Are Hawaiians the emergency? Is a construction project as vital as a hospital or a military base that it merits every law enforcement protection state government can muster?
There have been no
riots among the kiai. No acts of violence or threats of violence. They’ve blocked roads, but that is hardly an emergency situation. There’s no standoff where people are unwilling to talk or negotiate. They haven’t stomped on ambulances or taken out firetrucks or thrown rocks at police vehicles. The old folks who were arrested didn’t even resist.

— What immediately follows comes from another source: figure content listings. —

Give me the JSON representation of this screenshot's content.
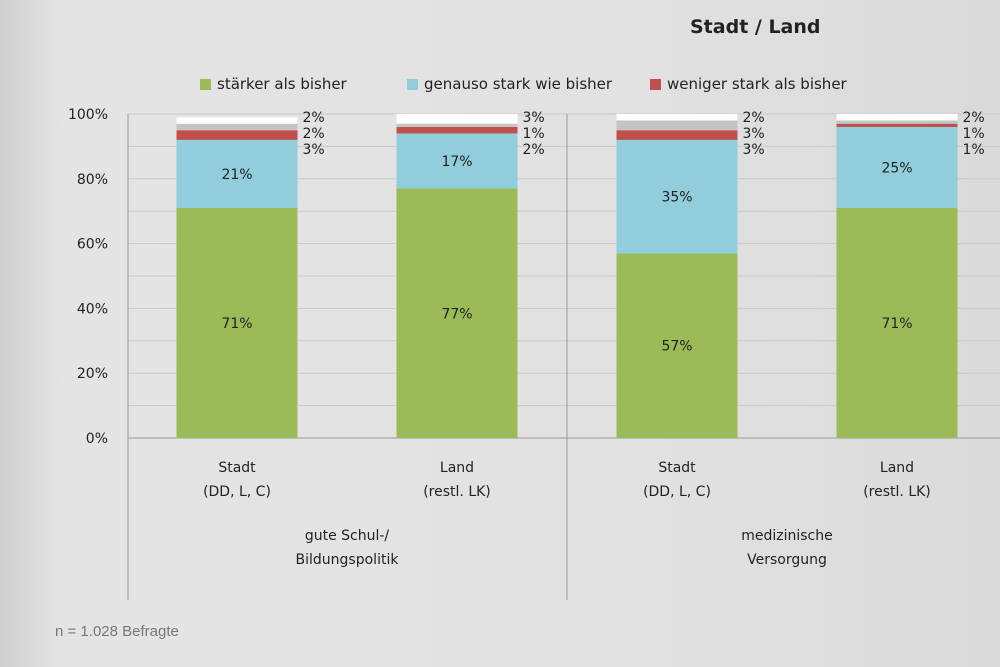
{
  "chart_data": {
    "type": "bar",
    "stacked": true,
    "title": "Stadt / Land",
    "groups": [
      "gute Schul-/\nBildungspolitik",
      "medizinische\nVersorgung"
    ],
    "categories": [
      "Stadt\n(DD, L, C)",
      "Land\n(restl. LK)",
      "Stadt\n(DD, L, C)",
      "Land\n(restl. LK)"
    ],
    "series": [
      {
        "name": "stärker als bisher",
        "color": "#9bbb59",
        "values": [
          71,
          77,
          57,
          71
        ]
      },
      {
        "name": "genauso stark wie bisher",
        "color": "#92cddc",
        "values": [
          21,
          17,
          35,
          25
        ]
      },
      {
        "name": "weniger stark als bisher",
        "color": "#c0504d",
        "values": [
          3,
          2,
          3,
          1
        ]
      },
      {
        "color": "#c4c4c4",
        "values": [
          2,
          1,
          3,
          1
        ]
      },
      {
        "color": "#ffffff",
        "values": [
          2,
          3,
          2,
          2
        ]
      }
    ],
    "yticks": [
      "0%",
      "20%",
      "40%",
      "60%",
      "80%",
      "100%"
    ],
    "ylim": [
      0,
      100
    ],
    "grid": true,
    "legend": "top",
    "note": "n = 1.028 Befragte"
  }
}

Shame on David Ige. The one time in his entire limp life he decides to play tough, he takes on the grandmas and the people assembled to protest a project that they
believe is wrong, as is their right.
Ige himself has in the past admitted that the management atop Mauna Kea has been lousy for
decades:
“We have in many ways failed the mountain,” he said in 2015. “Whether you see it from a cultural perspective or from a natural resource perspective, we have not done right by a very special place.”

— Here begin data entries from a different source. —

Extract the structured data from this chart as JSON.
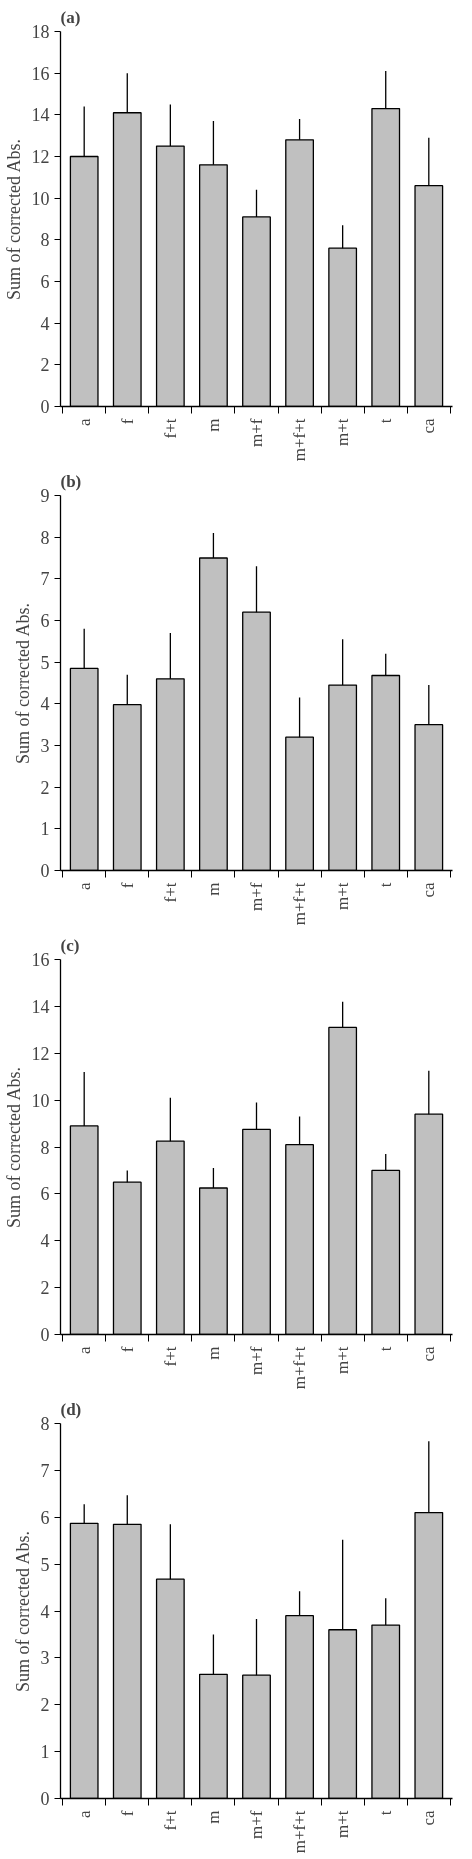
{
  "chart_data": [
    {
      "type": "bar",
      "title": "(a)",
      "ylabel": "Sum of corrected Abs.",
      "categories": [
        "a",
        "f",
        "f+t",
        "m",
        "m+f",
        "m+f+t",
        "m+t",
        "t",
        "ca"
      ],
      "color": "#c0c0c0",
      "values": [
        12.0,
        14.1,
        12.5,
        11.6,
        9.1,
        12.8,
        7.6,
        14.3,
        10.6
      ],
      "errors": [
        [
          12.0,
          14.4
        ],
        [
          14.1,
          16.0
        ],
        [
          12.5,
          14.5
        ],
        [
          11.6,
          13.7
        ],
        [
          9.1,
          10.4
        ],
        [
          12.8,
          13.8
        ],
        [
          7.6,
          8.7
        ],
        [
          14.3,
          16.1
        ],
        [
          10.6,
          12.9
        ]
      ],
      "ylim": [
        0,
        18
      ],
      "yticks": [
        0,
        2,
        4,
        6,
        8,
        10,
        12,
        14,
        16,
        18
      ],
      "grid": false
    },
    {
      "type": "bar",
      "title": "(b)",
      "ylabel": "Sum of corrected Abs.",
      "categories": [
        "a",
        "f",
        "f+t",
        "m",
        "m+f",
        "m+f+t",
        "m+t",
        "t",
        "ca"
      ],
      "color": "#c0c0c0",
      "values": [
        4.85,
        3.98,
        4.6,
        7.5,
        6.2,
        3.2,
        4.45,
        4.68,
        3.5
      ],
      "errors": [
        [
          4.85,
          5.8
        ],
        [
          3.98,
          4.7
        ],
        [
          4.6,
          5.7
        ],
        [
          7.5,
          8.1
        ],
        [
          6.2,
          7.3
        ],
        [
          3.2,
          4.15
        ],
        [
          4.45,
          5.55
        ],
        [
          4.68,
          5.2
        ],
        [
          3.5,
          4.45
        ]
      ],
      "ylim": [
        0,
        9
      ],
      "yticks": [
        0,
        1,
        2,
        3,
        4,
        5,
        6,
        7,
        8,
        9
      ],
      "grid": false
    },
    {
      "type": "bar",
      "title": "(c)",
      "ylabel": "Sum of corrected Abs.",
      "categories": [
        "a",
        "f",
        "f+t",
        "m",
        "m+f",
        "m+f+t",
        "m+t",
        "t",
        "ca"
      ],
      "color": "#c0c0c0",
      "values": [
        8.9,
        6.5,
        8.25,
        6.25,
        8.75,
        8.1,
        13.1,
        7.0,
        9.4
      ],
      "errors": [
        [
          8.9,
          11.2
        ],
        [
          6.5,
          7.0
        ],
        [
          8.25,
          10.1
        ],
        [
          6.25,
          7.1
        ],
        [
          8.75,
          9.9
        ],
        [
          8.1,
          9.3
        ],
        [
          13.1,
          14.2
        ],
        [
          7.0,
          7.7
        ],
        [
          9.4,
          11.25
        ]
      ],
      "ylim": [
        0,
        16
      ],
      "yticks": [
        0,
        2,
        4,
        6,
        8,
        10,
        12,
        14,
        16
      ],
      "grid": false
    },
    {
      "type": "bar",
      "title": "(d)",
      "ylabel": "Sum of corrected Abs.",
      "categories": [
        "a",
        "f",
        "f+t",
        "m",
        "m+f",
        "m+f+t",
        "m+t",
        "t",
        "ca"
      ],
      "color": "#c0c0c0",
      "values": [
        5.87,
        5.85,
        4.68,
        2.65,
        2.63,
        3.9,
        3.6,
        3.7,
        6.1
      ],
      "errors": [
        [
          5.87,
          6.28
        ],
        [
          5.85,
          6.47
        ],
        [
          4.68,
          5.85
        ],
        [
          2.65,
          3.5
        ],
        [
          2.63,
          3.83
        ],
        [
          3.9,
          4.42
        ],
        [
          3.6,
          5.52
        ],
        [
          3.7,
          4.27
        ],
        [
          6.1,
          7.62
        ]
      ],
      "ylim": [
        0,
        8
      ],
      "yticks": [
        0,
        1,
        2,
        3,
        4,
        5,
        6,
        7,
        8
      ],
      "grid": false
    }
  ]
}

Since Ige mouthed those words, neither he nor his
administration, the University of Hawaii nor the Department of Land and Natural Resources addressed the long list of failures that have piled up over the years.
Just because the state
Supreme Court said TMT could start construction doesn’t mean it should. Too many serious questions have yet to be addressed. A telescope can be a thing of great value, but how it is built matters. This is smelling like a Superferry deal, where all the skids have been greased and huge concerns have been ignored. A good thing begun badly is forever going to be tainted.
What is happening right now on Mauna Kea can no longer be framed as science versus spiritual beliefs. Those opposed to further development on Mauna Kea have actual, measurable
science on their side that UH has yet to address, like chemical spills on the mountain, sewage tanks, removal of natural and cultural
features.
If Ige has been casting about for a legacy to eclipse his false missile alert debacle, he’s found it now: He will forever be known as
the guy who declared an emergency when Hawaiian kupuna stood up to protect the mountain. He stood in his air-conditioned office in Honolulu and waved his pen to make it possible to suspend laws, shut down public property and call in the
National Guard when a large, diverse group of Native Hawaiians and their allies stood to protect a place and a culture unlike any other in the world.

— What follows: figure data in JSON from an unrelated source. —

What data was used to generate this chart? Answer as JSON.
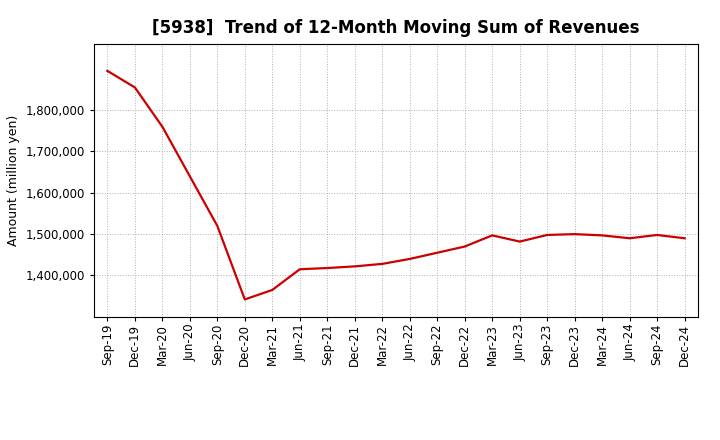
{
  "title": "[5938]  Trend of 12-Month Moving Sum of Revenues",
  "ylabel": "Amount (million yen)",
  "line_color": "#CC0000",
  "background_color": "#ffffff",
  "plot_bg_color": "#ffffff",
  "grid_color": "#b0b0b0",
  "x_labels": [
    "Sep-19",
    "Dec-19",
    "Mar-20",
    "Jun-20",
    "Sep-20",
    "Dec-20",
    "Mar-21",
    "Jun-21",
    "Sep-21",
    "Dec-21",
    "Mar-22",
    "Jun-22",
    "Sep-22",
    "Dec-22",
    "Mar-23",
    "Jun-23",
    "Sep-23",
    "Dec-23",
    "Mar-24",
    "Jun-24",
    "Sep-24",
    "Dec-24"
  ],
  "y_values": [
    1895000,
    1855000,
    1760000,
    1640000,
    1520000,
    1342000,
    1365000,
    1415000,
    1418000,
    1422000,
    1428000,
    1440000,
    1455000,
    1470000,
    1497000,
    1482000,
    1498000,
    1500000,
    1497000,
    1490000,
    1498000,
    1490000
  ],
  "ylim_min": 1300000,
  "ylim_max": 1960000,
  "ytick_values": [
    1400000,
    1500000,
    1600000,
    1700000,
    1800000
  ],
  "line_width": 1.6,
  "title_fontsize": 12,
  "axis_fontsize": 9,
  "tick_fontsize": 8.5
}
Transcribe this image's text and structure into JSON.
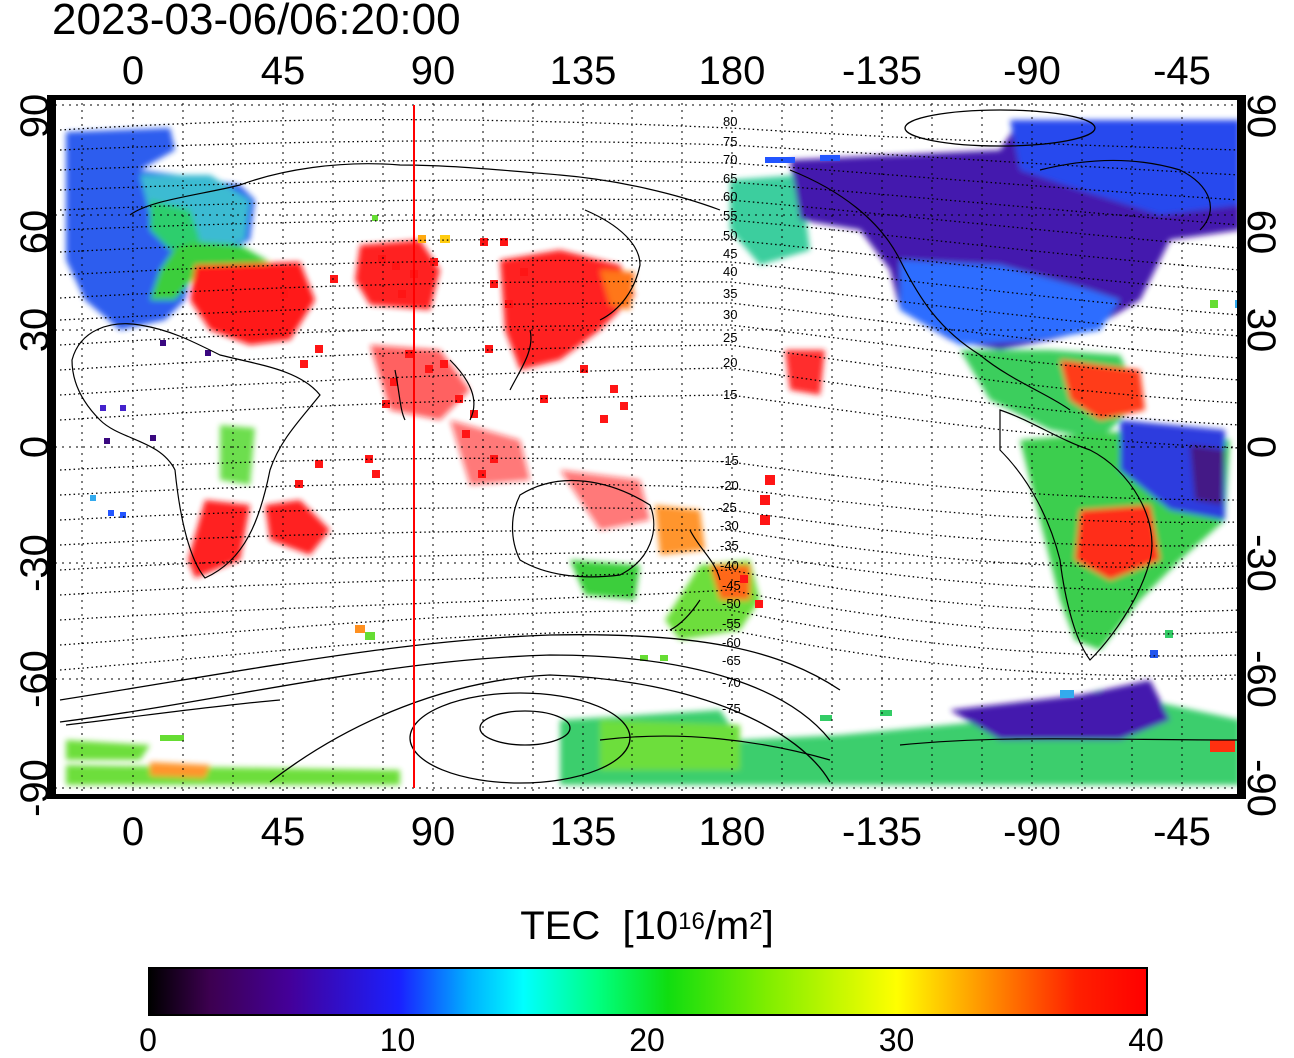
{
  "title": "2023-03-06/06:20:00",
  "map": {
    "top_lon_labels": [
      "0",
      "45",
      "90",
      "135",
      "180",
      "-135",
      "-90",
      "-45"
    ],
    "bottom_lon_labels": [
      "0",
      "45",
      "90",
      "135",
      "180",
      "-135",
      "-90",
      "-45"
    ],
    "left_lat_labels": [
      "90",
      "60",
      "30",
      "0",
      "-30",
      "-60",
      "-90"
    ],
    "right_lat_labels": [
      "90",
      "60",
      "30",
      "0",
      "-30",
      "-60",
      "-90"
    ],
    "contour_labels": [
      "80",
      "75",
      "70",
      "65",
      "60",
      "55",
      "50",
      "45",
      "40",
      "35",
      "30",
      "25",
      "20",
      "15",
      "-15",
      "-20",
      "-25",
      "-30",
      "-35",
      "-40",
      "-45",
      "-50",
      "-55",
      "-60",
      "-65",
      "-70",
      "-75"
    ],
    "marker_line_color": "#ff0000",
    "grid": true
  },
  "colorbar": {
    "title": "TEC",
    "unit_prefix": "[10",
    "unit_exp": "16",
    "unit_mid": "/m",
    "unit_exp2": "2",
    "unit_suffix": "]",
    "ticks": [
      "0",
      "10",
      "20",
      "30",
      "40"
    ],
    "colormap": [
      "#000000",
      "#440099",
      "#1a20ff",
      "#00ffff",
      "#10dd10",
      "#ffff00",
      "#ff2000",
      "#ff0000"
    ]
  }
}
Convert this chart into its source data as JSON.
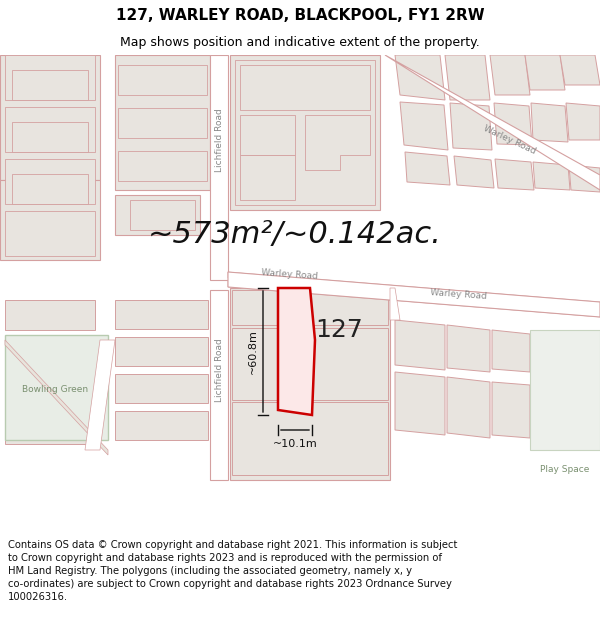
{
  "title": "127, WARLEY ROAD, BLACKPOOL, FY1 2RW",
  "subtitle": "Map shows position and indicative extent of the property.",
  "area_text": "~573m²/~0.142ac.",
  "dim_width": "~10.1m",
  "dim_height": "~60.8m",
  "property_label": "127",
  "footer_text": "Contains OS data © Crown copyright and database right 2021. This information is subject to Crown copyright and database rights 2023 and is reproduced with the permission of HM Land Registry. The polygons (including the associated geometry, namely x, y co-ordinates) are subject to Crown copyright and database rights 2023 Ordnance Survey 100026316.",
  "map_bg": "#f2efeb",
  "block_fill": "#e8e4df",
  "block_stroke": "#d4a0a0",
  "highlight_fill": "#fce8e8",
  "highlight_stroke": "#cc0000",
  "road_fill": "#ffffff",
  "road_stroke": "#d4a0a0",
  "grass_fill": "#e8ede6",
  "grass_stroke": "#c8d8c0",
  "open_fill": "#edf0eb",
  "dim_color": "#111111",
  "label_color": "#888888",
  "road_label_color": "#888888",
  "title_fontsize": 11,
  "subtitle_fontsize": 9,
  "area_fontsize": 22,
  "footer_fontsize": 7.2
}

There is an amazing confluence of forces here, though, because while it was so heartbreaking to watch footage of kupuna
being arrested and carried off by law enforcement, the feeling of sorrow and outrage was mixed with pride and admiration. Who tougher than those elders? Who stronger than the line of women defending an
entire mountain with just their linked arms? Who more fearsome than men fighting with just their voices?
David Ige must have hid in his fifth-floor office and trembled.